The density is about the same (xhp35 hi at 490 lumen per square millimeter compared to xhp70.2 sliced dome at 509 lumen per square millimeter), the problem is the size.
To get long distance you need to make a beam of light as parallel as possible. If the light beam is cone shaped, of course it spreads out and you lose intensity. Lasers are very parallel which is why they go such long distances even though they don’t have to be very bright. So keep that in mind.
Now with a reflector based light, we have the reflector trying to bounce the side light from the emitter at a certain angle to bounce it forward. The key here is certain angle. The reflector shape has to be designed with the light coming from a single point. A point source if you will. If this point source were one atom in size and the reflector had perfect angles we would have a very parallel beam of light that would go a super long distance.
In the real world, the emitter is not a tiny point. It can vary in size quite a bit. The bigger the emitter die size, the more the angles on the reflector are not perfect (dark blue lines) and the less parallel the light beam is. Here is a good picture showing this. The red lines show a perfect angle.
This is why very tiny emitters are such good throwers. Their beams are more parallel (and hot spot sizes smaller)

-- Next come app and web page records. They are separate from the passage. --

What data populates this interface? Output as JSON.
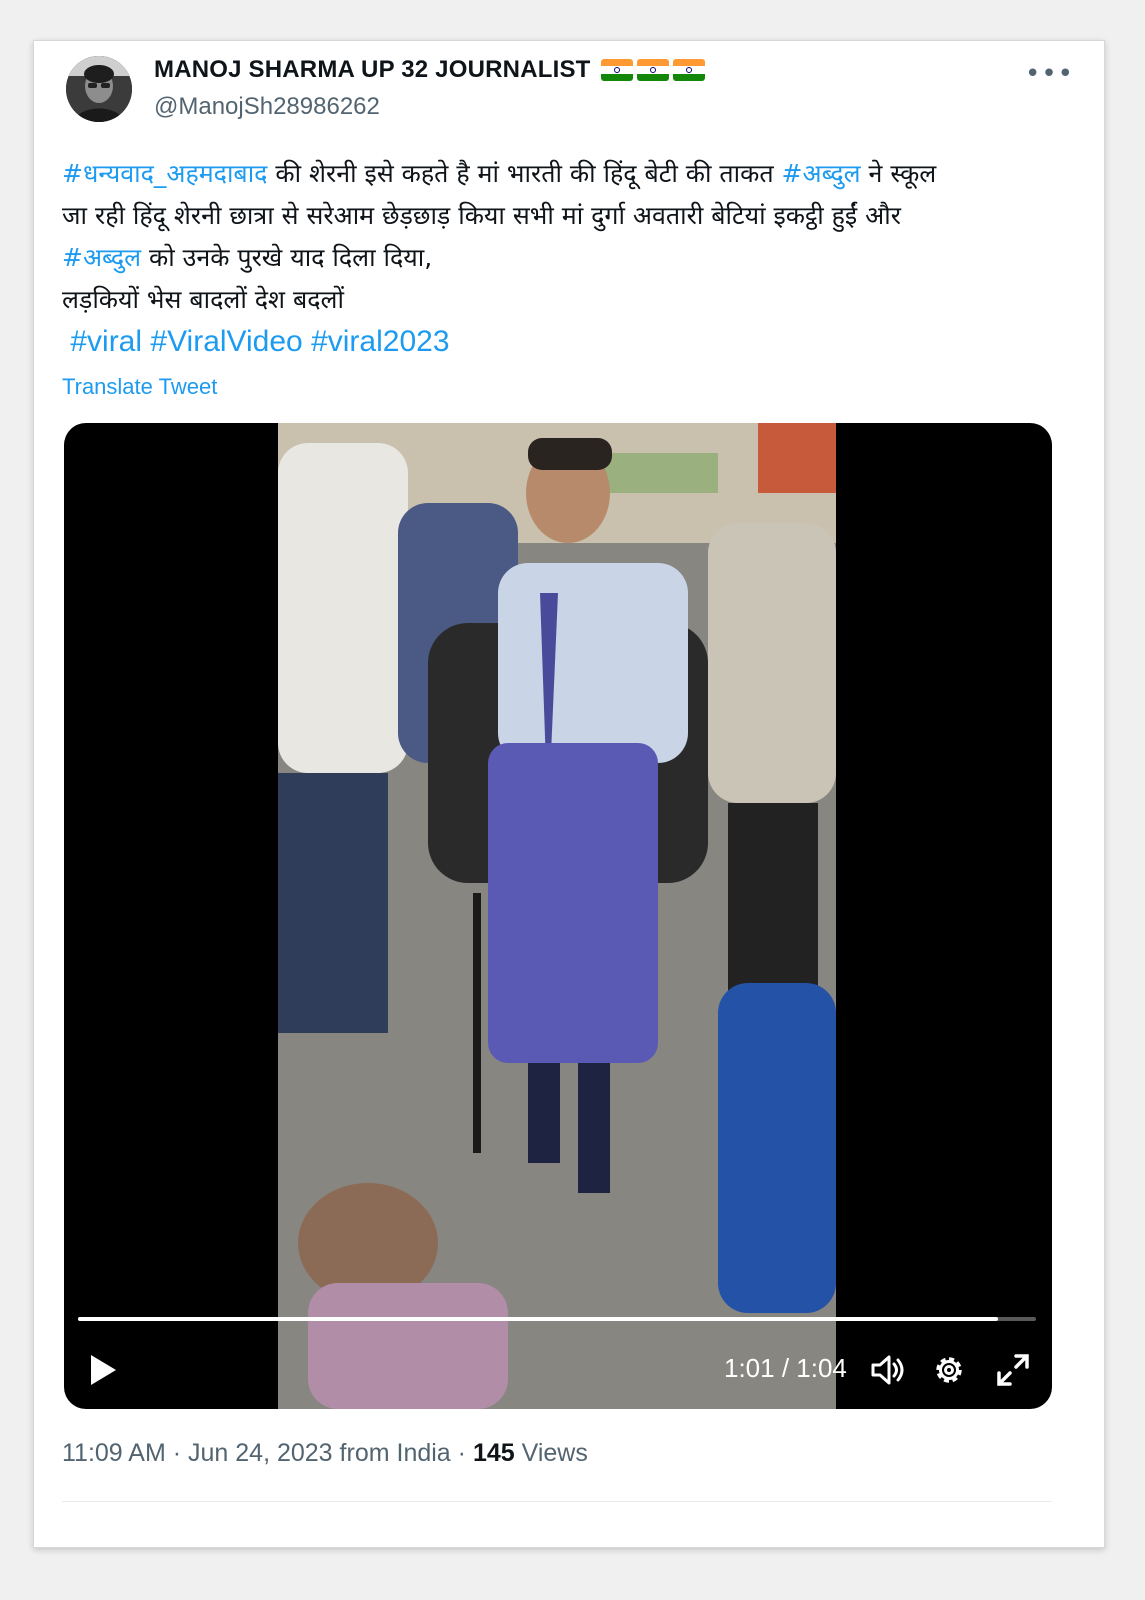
{
  "user": {
    "display_name": "MANOJ SHARMA UP 32 JOURNALIST",
    "handle": "@ManojSh28986262",
    "badges": [
      "india-flag",
      "india-flag",
      "india-flag"
    ]
  },
  "tweet": {
    "lines": [
      [
        {
          "text": "#धन्यवाद_अहमदाबाद",
          "hashtag": true
        },
        {
          "text": " की शेरनी इसे कहते है मां भारती की हिंदू बेटी की ताकत ",
          "hashtag": false
        },
        {
          "text": "#अब्दुल",
          "hashtag": true
        },
        {
          "text": " ने स्कूल",
          "hashtag": false
        }
      ],
      [
        {
          "text": "जा रही हिंदू शेरनी छात्रा से सरेआम छेड़छाड़ किया सभी मां दुर्गा अवतारी बेटियां इकट्ठी हुईं और",
          "hashtag": false
        }
      ],
      [
        {
          "text": "#अब्दुल",
          "hashtag": true
        },
        {
          "text": " को उनके पुरखे याद दिला दिया,",
          "hashtag": false
        }
      ],
      [
        {
          "text": "लड़कियों भेस बादलों देश बदलों",
          "hashtag": false
        }
      ]
    ],
    "hashtags_line": [
      "#viral",
      "#ViralVideo",
      "#viral2023"
    ],
    "translate_label": "Translate Tweet"
  },
  "video": {
    "progress_fraction": 0.96,
    "time_display": "1:01 / 1:04",
    "controls": [
      "play-icon",
      "volume-icon",
      "settings-icon",
      "fullscreen-icon"
    ]
  },
  "meta": {
    "time": "11:09 AM",
    "separator": "·",
    "date": "Jun 24, 2023",
    "from": "from India",
    "views_count": "145",
    "views_label": "Views"
  },
  "colors": {
    "link": "#1d9bf0",
    "secondary_text": "#536471",
    "primary_text": "#0f1419"
  }
}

The old xp-g2 has a die size of 1.29mm2
The xml2 has a die size of 1.97mm2
The xhp35 has a die size of 2.35mm2
The xhp50.2 has a die size of 2.94mm2
The xhp70.2 has a die size of 4mm2
The domes that are put on the emitters tend to magnify the die size by roughly 1.5 times. So an xhp70.2 with dome on is about 6mm in die size. This is why dedomed or sliced domed lights tend to give more throw. It gets rid of its inflated size and shows its true size, but you lose lumens.
Another way to shrink the die size is to make the reflector bigger. Now the die size seems smaller in comparison and you get more parallel beams. This is the key to the GT’s throwing ability.
I could go on concerning intensities, but will stop here.